SAN SEBASTIÁN 2024 San Sebastián Industry
Francisco Lezama • Director of The Two Landscapes
“Comedy can adhere to reality more strongly than costumbrismo or realism”
- The Argentinian director discusses his next project, which was presented with the DALE! (Latin America-Europe Development) Award in the Europe-Latin American Co-production Forum

After winning both the DALE! (Latin America-Europe Development) Award and the Award for Best Project in the Europe-Latin America Co-production Forum at the 72nd San Sebastián Film Festival (see the news), Argentinian director Francisco Lezama, who also scooped the Golden Bear for Best Short Film at this year’s Berlinale for An Odd Turn, answered our questions about his debut feature-length project, The Two Landscapes, which follows an upper-middle-class woman who officiates in the Catholic church in a town where conversions to evangelism are changing deep-rooted traditions and rituals.
Cineuropa: What are the origins of this project, and which topics are you intending to deal with in it?
Francisco Lezama: A while ago, I started developing a series of comedy shorts that, among other things, were an attempt to leave behind a record of the obsessive and erotic relationship that the average Argentinian had (and still has) with saving money in times of inflation and crisis. The Two Landscapes is a continuation of these ideas about the eroticism of transactions, but instead of looking at the circulation of money, it focuses on the circulation of communion wafers in a community of crisis-ridden Catholics. I’m interested in the act of exchanging within a comedy of intrigue, and this feature continues that same search against another backdrop.

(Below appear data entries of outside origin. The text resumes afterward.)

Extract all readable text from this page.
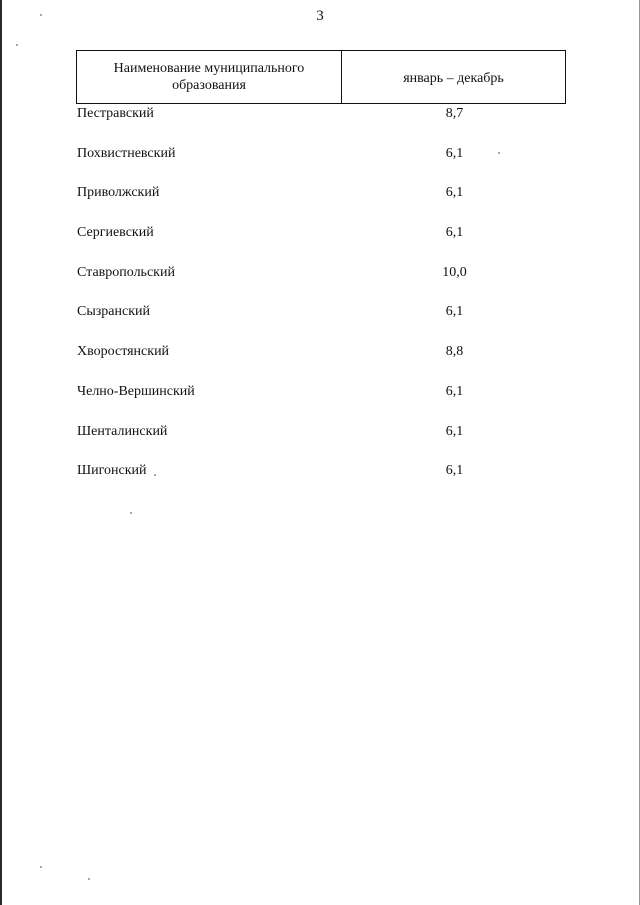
3
Наименование муниципального образования	январь – декабрь
Пестравский	8,7
Похвистневский	6,1
Приволжский	6,1
Сергиевский	6,1
Ставропольский	10,0
Сызранский	6,1
Хворостянский	8,8
Челно-Вершинский	6,1
Шенталинский	6,1
Шигонский	6,1
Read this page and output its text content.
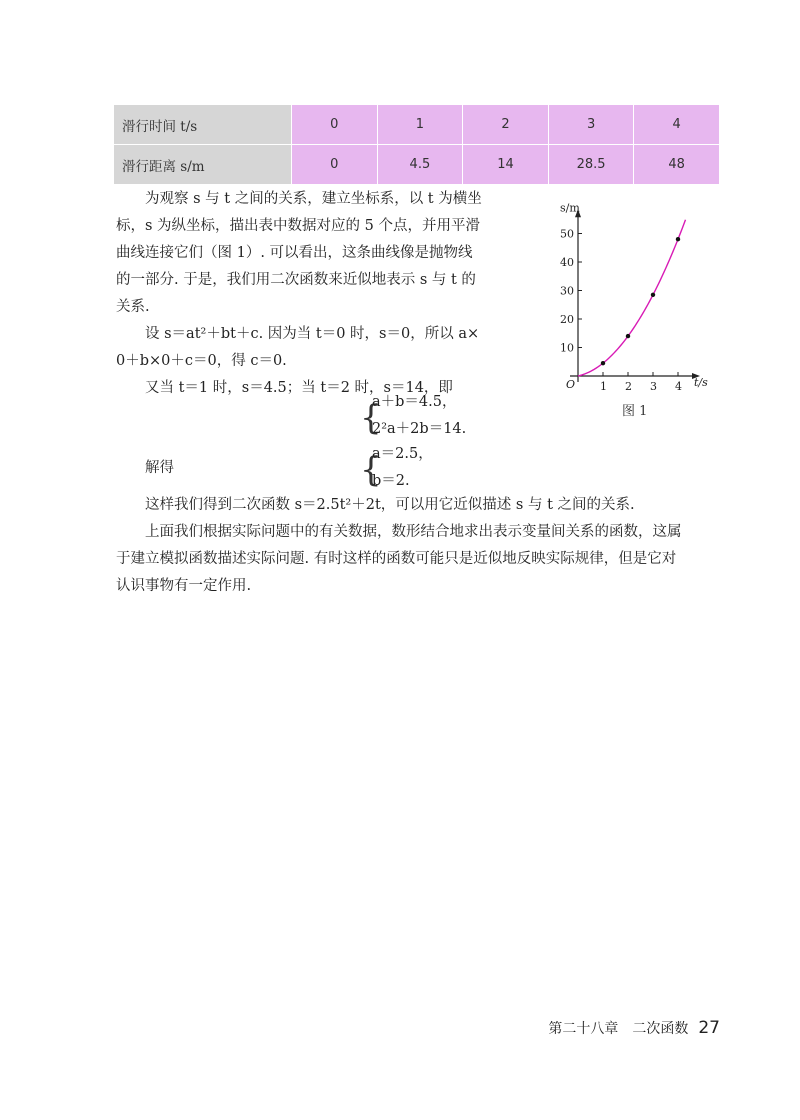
滑行时间 t/s	0	1	2	3	4
滑行距离 s/m	0	4.5	14	28.5	48

为观察 s 与 t 之间的关系，建立坐标系，以 t 为横坐
标，s 为纵坐标，描出表中数据对应的 5 个点，并用平滑
曲线连接它们（图 1）. 可以看出，这条曲线像是抛物线
的一部分. 于是，我们用二次函数来近似地表示 s 与 t 的
关系.

设 s＝at²＋bt＋c. 因为当 t＝0 时，s＝0，所以 a×
0＋b×0＋c＝0，得 c＝0.

又当 t＝1 时，s＝4.5；当 t＝2 时，s＝14，即

{
a＋b＝4.5，
2²a＋2b＝14.
解得	{
a＝2.5，
b＝2.

这样我们得到二次函数 s＝2.5t²＋2t，可以用它近似描述 s 与 t 之间的关系.

上面我们根据实际问题中的有关数据，数形结合地求出表示变量间关系的函数，这属
于建立模拟函数描述实际问题. 有时这样的函数可能只是近似地反映实际规律，但是它对
认识事物有一定作用.

s/m
t/s
O 1 2 3 4
10
20
30
40
50
图 1
第二十八章　二次函数 27
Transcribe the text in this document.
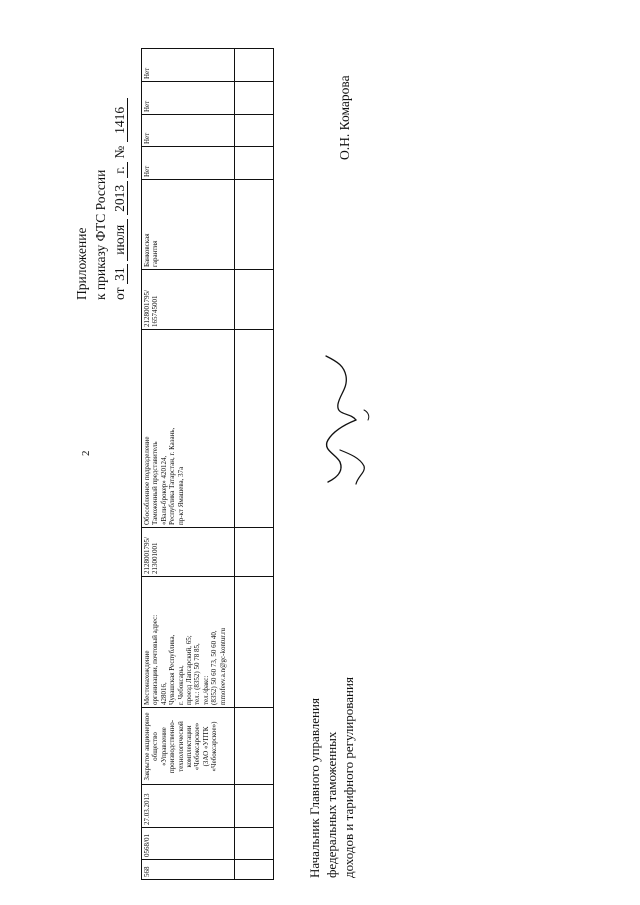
2
Приложение к приказу ФТС России от 31 июля 2013 г. № 1416
568
0568/01
27.03.2013
Закрытое акционерное общество «Управление производственно- технологической комплектации «Чебоксарское» (ЗАО «УПТК «Чебоксарское»)
Местонахождение организации, почтовый адрес: 428016, Чувашская Республика, г. Чебоксары, проезд Лапсарский, 65; тел.: (8352) 50 78 85, тел./факс: (8352) 50 60 73, 50 60 40, mmofeev.a.n@gc-kontur.ru
2128001795/ 213001001
Обособленное подразделение Таможенный представитель «Вали-брокер» 420124, Республика Татарстан, г. Казань, пр-кт Ямашева, 37а
2128001795/ 165745001
Банковская гарантия
Нет
Нет
Нет
Нет
Начальник Главного управления федеральных таможенных доходов и тарифного регулирования
О.Н. Комарова
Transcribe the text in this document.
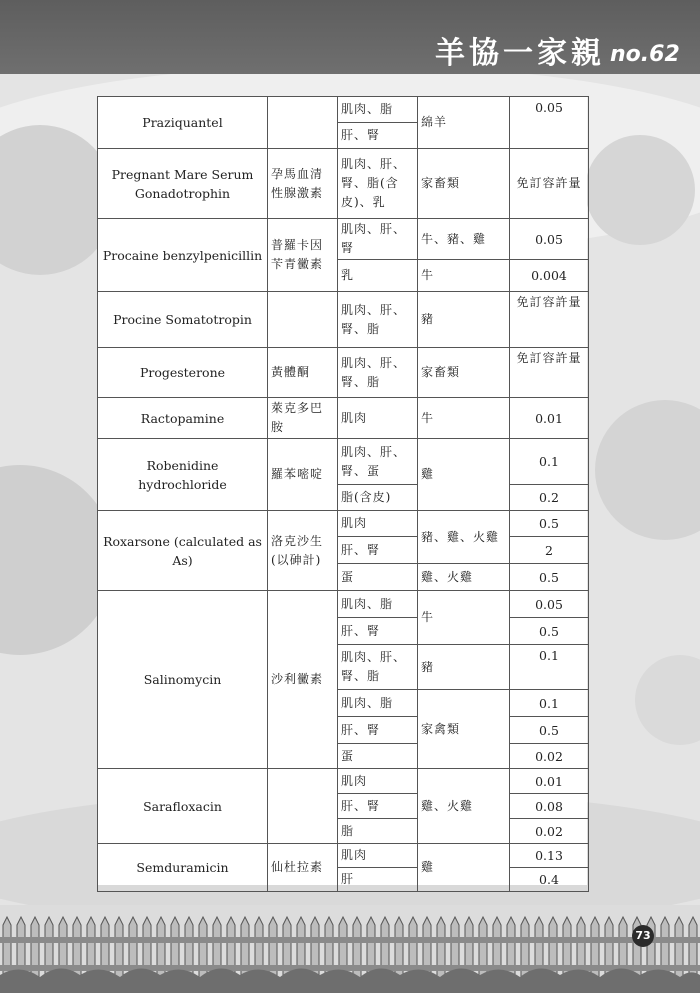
羊協一家親 no.62
Praziquantel		肌肉、脂	綿羊	0.05
		肝、腎		
Pregnant Mare Serum Gonadotrophin	孕馬血清性腺激素	肌肉、肝、腎、脂(含皮)、乳	家畜類	免訂容許量
Procaine benzylpenicillin	普羅卡因苄青黴素	肌肉、肝、腎	牛、豬、雞	0.05
		乳	牛	0.004
Procine Somatotropin		肌肉、肝、腎、脂	豬	免訂容許量
Progesterone	黃體酮	肌肉、肝、腎、脂	家畜類	免訂容許量
Ractopamine	萊克多巴胺	肌肉	牛	0.01
Robenidine hydrochloride	羅苯嘧啶	肌肉、肝、腎、蛋	雞	0.1
		脂(含皮)		0.2
Roxarsone (calculated as As)	洛克沙生(以砷計)	肌肉	豬、雞、火雞	0.5
		肝、腎		2
		蛋	雞、火雞	0.5
Salinomycin	沙利黴素	肌肉、脂	牛	0.05
		肝、腎		0.5
		肌肉、肝、腎、脂	豬	0.1
		肌肉、脂	家禽類	0.1
		肝、腎		0.5
		蛋		0.02
Sarafloxacin		肌肉	雞、火雞	0.01
		肝、腎		0.08
		脂		0.02
Semduramicin	仙杜拉素	肌肉	雞	0.13
		肝		0.4
73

It seems that, in modern-day Western society, religion has been relegated to a position not a million miles away from reactionary and destructive political trends, beyond its spiritual component which, in and of itself, can simply be enlightening. Which of these two sides are tending towards?
I’m not a fan of being clear about anything, really. I don’t usually make value judgements with the films that I make. I think settling into or insisting on a personal ethical or aesthetic judgement of a certain subject ends up reducing a film’s potency; it makes cinema grow weaker. In this sense, I prefer my interests to come to light after I’ve finished editing and exhibiting my films. In this case, all of the elements come from the Jesuit education that I received up until the age of 18, and from the observations that I was able to make while I felt simultaneously awkward and a part of this peculiar world.
Works with a comedic tone are not so commonplace in arthouse cinema, and your Golden Bear-winning short An Odd Turn also made use of comedy. What fascinates you about it?
Yes, it was the first comedy to win a Golden Bear. Personally, I think of comedy as the ideal platform to bring together things that would appear to be thematically or aesthetically irreconcilable (there’s a reason why surrealists loved slapstick performers so much). Very briefly, and without beating about the bush, comedy allows you to do pastiche and to portray clashes, and I believe that’s very refreshing. With An Odd Turn, comedy was the thing that brought together eroticism and the crisis-stricken Argentinian economy; thus, it allows you to approach such matters through cinema (the pacing, editing and sound) and not through academic theories. I think that in that rash, quick-fire technique demanded of us by comedy, a film can adhere to reality more strongly than through the aesthetic convention of costumbrismo or realism.
Argentinian cinema is going through a rough patch; what kind of support can films rely on in your country at the moment? Your movie already boasts backing from the INCAA (the National Institute of Cinema and Audiovisual Arts).
The INCAA is crippled – after Javier Milei took over, the institute spent three months without a president (and without signing anything), followed by another month of being audited, and now it’s being run without any kind of knowledge about how production, and artistic expression in general, works. The INCAA has just opened a competition for directors who have already released more than two features or four short films, and they will only choose eight fiction films and two documentaries. What’s happening is very sad. Luckily, in Argentina, there are still other funds available in the city of Buenos Aires (Sponsorship and the National Arts Fund), which are extremely helpful when you’re initially developing a project; there are also funds for filmmakers from the provinces and for films that can be shot outside Buenos Aires.
Are you aiming to look for European partners in particular, or also those in Latin America or another part of the world? What type of partners are you seeking specifically?
At the moment, we are looking for partners from wherever; the frailty of Argentinian cinema makes it necessary for us to find partners who understand our situation on a human level, and not only in economic terms.
Do you already have a fixed schedule set up for production?
2025 will be a year of development and searching for funding; the idea is to film it in 2026.